Lee Kuan Yew: Discipline over Democracy for the Philippines?


"Repression...is a habit that grows. I am told it is like making love---it's always easier the second time!"
-Lee Kuan Yew


Singaporean statesman Lee Kuan Yew recently passed away at the venerable old age of 91 after years of being situated at the top of Singaporean governance. Sounding eerily like past apologists for authoritarianism, Lee grabbed hold of the autocratic presumption that a great deal of liberal freedom has to be sacrificed for the sake of social order. Lee’s Singapore was one such stronghold of that presumption.

In the Philippines, Lee is highly-respected for what he accomplished in tiny Singapore: he transformed a small, third-world island city into an international economic powerhouse. But he is also remembered by Filipinos for his criticisms of their “runaway” democratic system. One of his remarks especially grated on Filipinos. It was one that Lee made in 1992 during a visit to the Philippines. The remark, which was evidently meant for his hosts, was on the precise relation between discipline and democracy and on which was the better choice for any nation: “I believe what a country needs to develop is discipline more than democracy.”

I once heard a similar remark from a Philippine army colonel back during the late 1980’s when Corazon Aquino was president. When I asked him then why the Philippines was in bad shape and why it was being economically dwarfed by other Southeast Asian neighbors, the colonel painted a picture of a society out of control, a society where disorder and poverty was the norm. The colonel in his infinite wisdom said the reason so many Filipinos were poor was because “they lacked discipline.” It was as facile a projection as you could get about Filipinos. Hearing it made my stomach churn with indignation and contempt for this military man who knew next to nothing about the people he had sworn to defend.

Back in the day when Lee Kuan Yew’s words were gospel with many policymakers and when the Philippines could not seem to gain its socio-economic long-term footing even under the more reformist Ramos administration, the idea that the lack of discipline was the root cause of the Filipino people’s indigence had long been in circulation before Singapore’s founding father imparted his authoritarian acumen on the Philippines. I heard many Filipinos themselves express the same sentiment about their fellow countrymen that prosperity would come to them if they could only regulate their behavior and attitudes. It never occurred to these Filipinos that there might be another, more external, more structural explanation as to why their country was an economic straggler.

Lee’s pretext of discipline over democracy worked well for Singapore but is thought to be too out of touch with public values in the Philippines. Filipinos are inevitably drawn back to the sugar-coated optimism of having Western-style democratic foundations. Even with features that still require firming up, liberal democracy is a familiar point of origin for Filipinos. Slouching towards an authoritarian system will fail to reconcile Filipinos’ democratic compulsions with any definition of socio-political “discipline”. If anything, Filipinos have and will continue to resist any permanent plans for anything resembling authoritarian rule.

The tension between discipline (order) and democracy is ultimately a false one in the Philippine context.
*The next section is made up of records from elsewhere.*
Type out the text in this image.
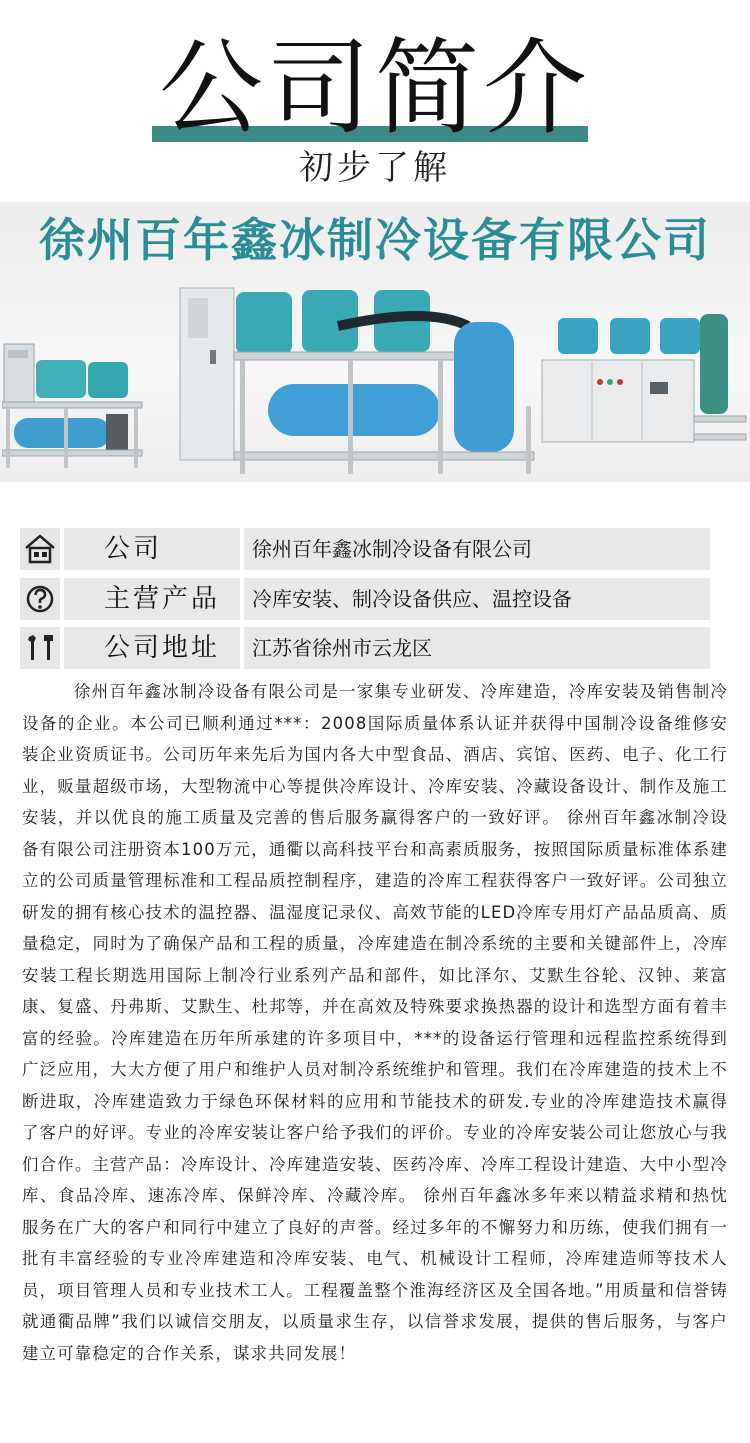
公司简介
初步了解
徐州百年鑫冰制冷设备有限公司
公司	徐州百年鑫冰制冷设备有限公司
主营产品	冷库安装、制冷设备供应、温控设备
公司地址	江苏省徐州市云龙区

徐州百年鑫冰制冷设备有限公司是一家集专业研发、冷库建造，冷库安装及销售制冷设备的企业。本公司已顺利通过***：2008国际质量体系认证并获得中国制冷设备维修安装企业资质证书。公司历年来先后为国内各大中型食品、酒店、宾馆、医药、电子、化工行业，贩量超级市场，大型物流中心等提供冷库设计、冷库安装、冷藏设备设计、制作及施工安装，并以优良的施工质量及完善的售后服务赢得客户的一致好评。 徐州百年鑫冰制冷设备有限公司注册资本100万元，通衢以高科技平台和高素质服务，按照国际质量标准体系建立的公司质量管理标准和工程品质控制程序，建造的冷库工程获得客户一致好评。公司独立研发的拥有核心技术的温控器、温湿度记录仪、高效节能的LED冷库专用灯产品品质高、质量稳定，同时为了确保产品和工程的质量，冷库建造在制冷系统的主要和关键部件上，冷库安装工程长期选用国际上制冷行业系列产品和部件，如比泽尔、艾默生谷轮、汉钟、莱富康、复盛、丹弗斯、艾默生、杜邦等，并在高效及特殊要求换热器的设计和选型方面有着丰富的经验。冷库建造在历年所承建的许多项目中，***的设备运行管理和远程监控系统得到广泛应用，大大方便了用户和维护人员对制冷系统维护和管理。我们在冷库建造的技术上不断进取，冷库建造致力于绿色环保材料的应用和节能技术的研发.专业的冷库建造技术赢得了客户的好评。专业的冷库安装让客户给予我们的评价。专业的冷库安装公司让您放心与我们合作。主营产品：冷库设计、冷库建造安装、医药冷库、冷库工程设计建造、大中小型冷库、食品冷库、速冻冷库、保鲜冷库、冷藏冷库。 徐州百年鑫冰多年来以精益求精和热忱服务在广大的客户和同行中建立了良好的声誉。经过多年的不懈努力和历练，使我们拥有一批有丰富经验的专业冷库建造和冷库安装、电气、机械设计工程师，冷库建造师等技术人员，项目管理人员和专业技术工人。工程覆盖整个淮海经济区及全国各地。”用质量和信誉铸就通衢品牌”我们以诚信交朋友，以质量求生存，以信誉求发展，提供的售后服务，与客户建立可靠稳定的合作关系，谋求共同发展！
It is a false dichotomy that has played a central role in the governance of the nation. For decades, the Philippine economic and political elite have envisioned a society that in every last thing order and normality were the rules, rules that fortified their vested, monopolistic interests and which paid lip service to merit and justice. Any democratic and class struggle comers have had to rise against these powerful interests in order to begin to build a fairer and more inclusive state and society.

It is a delicate question as to whether Philippine democracy is a masquerade or the genuine article in practice. We can say that ironically, important democratic principles have been disengaged in the very historical process of implementing Philippine democracy. Democracy’s permanence in the Philippines, with all its ups and downs and its being exploited and manipulated, is open to doubt to the brink of fear and suspicion.

The absence of democracy is something Filipinos vitally learned during the Marcos years. Lee Kuan Yew’s suggestion that discipline would solve the Philippines’ problems and that Filipinos on all sides should stay away from continuing to roll the dice of democracy is a perception of difference, a perception of difference that doesn’t suit the Philippines at all.